Jumat, 19 Desember 2025

Perbedaan Pendapat: Apakah Makmum Tetap Wajib Membaca Al-Fatihah?

Perbedaan Pendapat: Apakah Makmum Tetap Wajib Membaca Al-Fatihah?
🔹 Pendapat Pertama: Makmum Wajib Membaca Al-Fatihah Secara Mutlak
Mazhab Syafi’i
📌 Berlaku:
Shalat sirriyah (Dzuhur, Ashar)
Shalat jahriah (Maghrib, Isya, Subuh)
Imam cepat atau lambat
📜 Dalil: Hadis Nabi ﷺ:
“Tidak sah shalat seseorang yang tidak membaca Al-Fatihah.”
(HR. Bukhari no. 756, Muslim no. 394)
➡ Menurut Syafi’iyyah, hadis ini umum, mencakup imam, makmum, dan munfarid.
📌 Catatan penting:
Jika makmum tidak sempat membaca Al-Fatihah karena imam sudah rukuk, maka kewajiban gugur karena uzur dan rakaatnya tetap sah.
🔹 Pendapat Kedua: Makmum Tidak Wajib Membaca Al-Fatihah
Mazhab Hanafi
📜 Dalil: Firman Allah ﷻ:
“Dan apabila Al-Qur’an dibacakan, maka dengarkanlah dan diamlah.”
(QS. Al-A’raf: 204)
Dan hadis:
“Barangsiapa memiliki imam, maka bacaan imam adalah bacaan baginya.”
(HR. Ibnu Majah, dinilai dhaif oleh sebagian ulama, tetapi dipakai sebagai penguat)
➡ Menurut Hanafi, bacaan imam sudah mencukupi makmum, baik shalat jahr maupun sirr.
🔹 Pendapat Ketiga: Makmum Wajib Membaca Al-Fatihah Saat Sirriyah, Tidak Saat Jahriah
Mazhab Maliki & Hanbali
📌 Rinciannya:
Shalat sirriyah → makmum membaca Al-Fatihah
Shalat jahriah → makmum diam dan mendengarkan imam
📜 Dalil: Menggabungkan:
Hadis kewajiban Al-Fatihah
QS. Al-A’raf: 204 tentang mendengarkan bacaan imam
3. Kesimpulan Praktis (Agar Aman & Tenang)

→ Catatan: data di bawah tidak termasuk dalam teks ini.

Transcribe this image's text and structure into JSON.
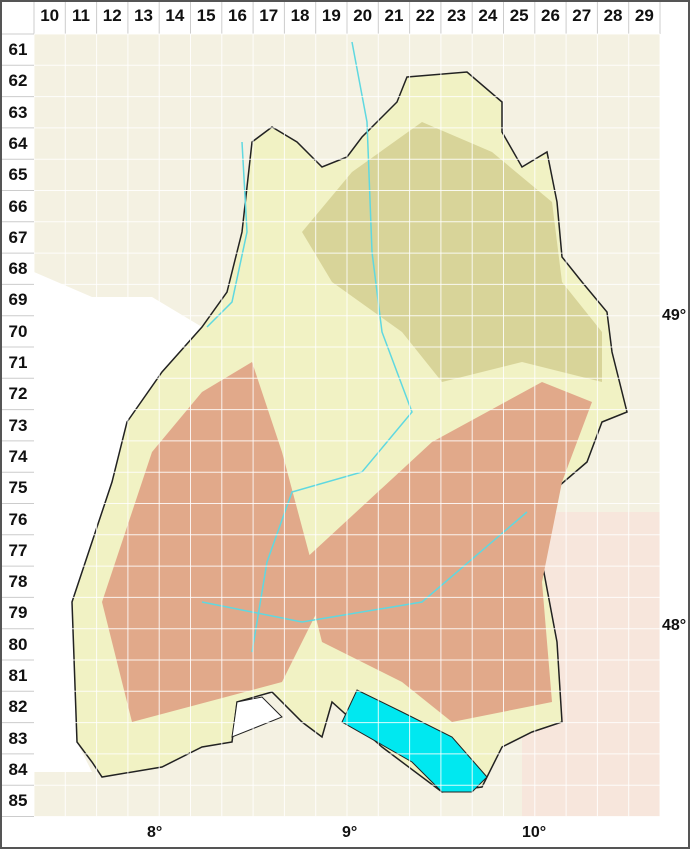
{
  "grid": {
    "columns": [
      "10",
      "11",
      "12",
      "13",
      "14",
      "15",
      "16",
      "17",
      "18",
      "19",
      "20",
      "21",
      "22",
      "23",
      "24",
      "25",
      "26",
      "27",
      "28",
      "29"
    ],
    "rows": [
      "61",
      "62",
      "63",
      "64",
      "65",
      "66",
      "67",
      "68",
      "69",
      "70",
      "71",
      "72",
      "73",
      "74",
      "75",
      "76",
      "77",
      "78",
      "79",
      "80",
      "81",
      "82",
      "83",
      "84",
      "85"
    ]
  },
  "longitude_labels": [
    "8°",
    "9°",
    "10°"
  ],
  "latitude_labels": [
    "49°",
    "48°"
  ],
  "colors": {
    "lowland": "#f1f2c4",
    "hills": "#d8d499",
    "highland": "#e1a98a",
    "outside": "#f4f1e2",
    "lake": "#00e8f0",
    "rivers": "#5fd8e0",
    "grid": "#ffffff",
    "border": "#222222"
  }
}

Jika datang dan imam sudah rukuk → langsung rukuk, rakaat sah
Jika sempat membaca Al-Fatihah → bagus
Jika tidak sempat karena imam rukuk → tidak berdosa, rakaat tetap sah
Perbedaan pendapat ini mu’tabar (diakui) dalam fiqih Islam
📌 Dalam praktik di masyarakat Indonesia (umumnya Syafi’i):
Makmum tetap berusaha membaca Al-Fatihah, tetapi jika tidak sempat karena imam rukuk, maka dimaafkan.